I phoned my brother again after work. There would be another ultrasound next week followed by a fine-needle aspiration two weeks later. Then, a referral to ENT who would say they weren’t comfortable performing the surgery, along with a visit to a radiation oncologist who would tell him that the lymph nodes were too large for radiation.
So then, there would be letter writing, phone calls, and more waiting. For those of us fortunate enough to have direct access to health care, we never see the hardest and often the worst part of medicine — the waiting.
The weeks and weeks of waiting… weeks of pretending to live a normal life, all the while knowing there’s a cancer slowly growing larger inside of you. It’s not just the knowing that’s hard. You start to see the physical manifestations. Every day he grew a little thinner, a pound here, a pound there, and with the waiting comes a sense of powerlessness that’s all-consuming and suffocating.
He sees his endocrinologist again. “Your cancer has spread,” she announces. Something we had all known for months now. “I’m sorry,” she said, “There was some … miscommunication with pathology and I was out of town … We hadn’t realized …” She trailed off, “But your letter brought the news to my attention and the cancer has spread. You need surgery, as soon as possible.”
For both he and I, this news is met with a mix of anger and relief. Finally, there is a plan in place. Finally, the truth we’ve known is spoken, but three months have passed; three months of worry and fake smiles and lost pounds, three months where nothing was done.

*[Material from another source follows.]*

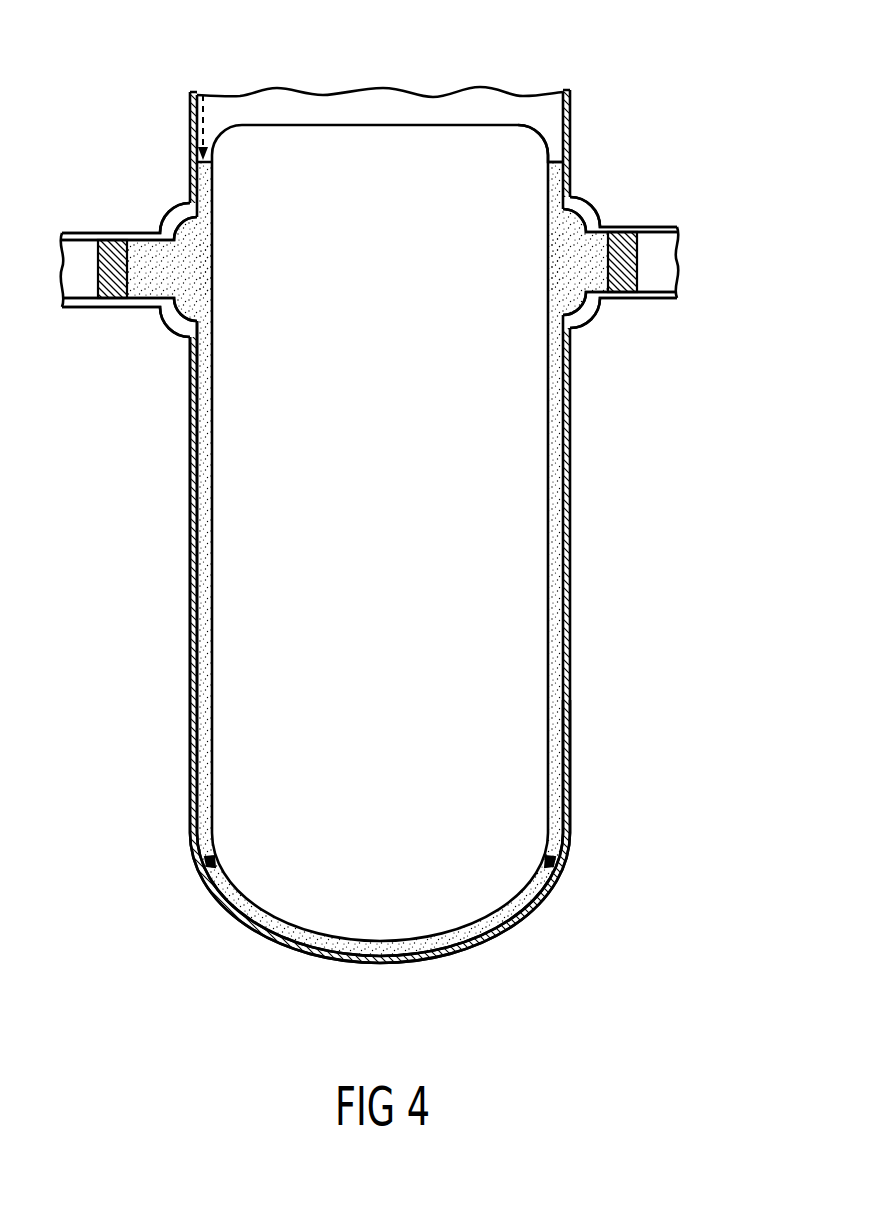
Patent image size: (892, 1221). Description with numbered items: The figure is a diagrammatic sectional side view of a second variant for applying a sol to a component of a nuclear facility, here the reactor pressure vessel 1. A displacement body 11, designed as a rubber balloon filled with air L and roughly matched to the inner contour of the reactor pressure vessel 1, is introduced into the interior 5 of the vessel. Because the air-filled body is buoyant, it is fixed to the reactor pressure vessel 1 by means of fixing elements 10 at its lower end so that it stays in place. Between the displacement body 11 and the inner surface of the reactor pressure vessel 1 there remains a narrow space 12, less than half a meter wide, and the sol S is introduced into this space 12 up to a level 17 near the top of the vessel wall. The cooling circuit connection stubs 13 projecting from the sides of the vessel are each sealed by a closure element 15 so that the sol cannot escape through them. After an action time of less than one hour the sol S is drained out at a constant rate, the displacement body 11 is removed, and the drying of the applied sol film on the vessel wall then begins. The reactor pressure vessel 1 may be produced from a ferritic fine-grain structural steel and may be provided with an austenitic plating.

And so the changing of the seasons continues.
Update: I wrote this piece last March one day while I was feeling particularly frustrated and powerless. As a medical student, I have often felt conflicted. You are in a position where you are starting to understand how diseases and treatments work on a basic level, but still have very little ability to help those around you get treatment. However, since writing this, my brother has received surgery, radiation, and excellent care at Emory University. His most recent scan did not indicate any other metastases and he will, hopefully, be in remission next year.
Sarah Mongiello Bernstein is a medical student.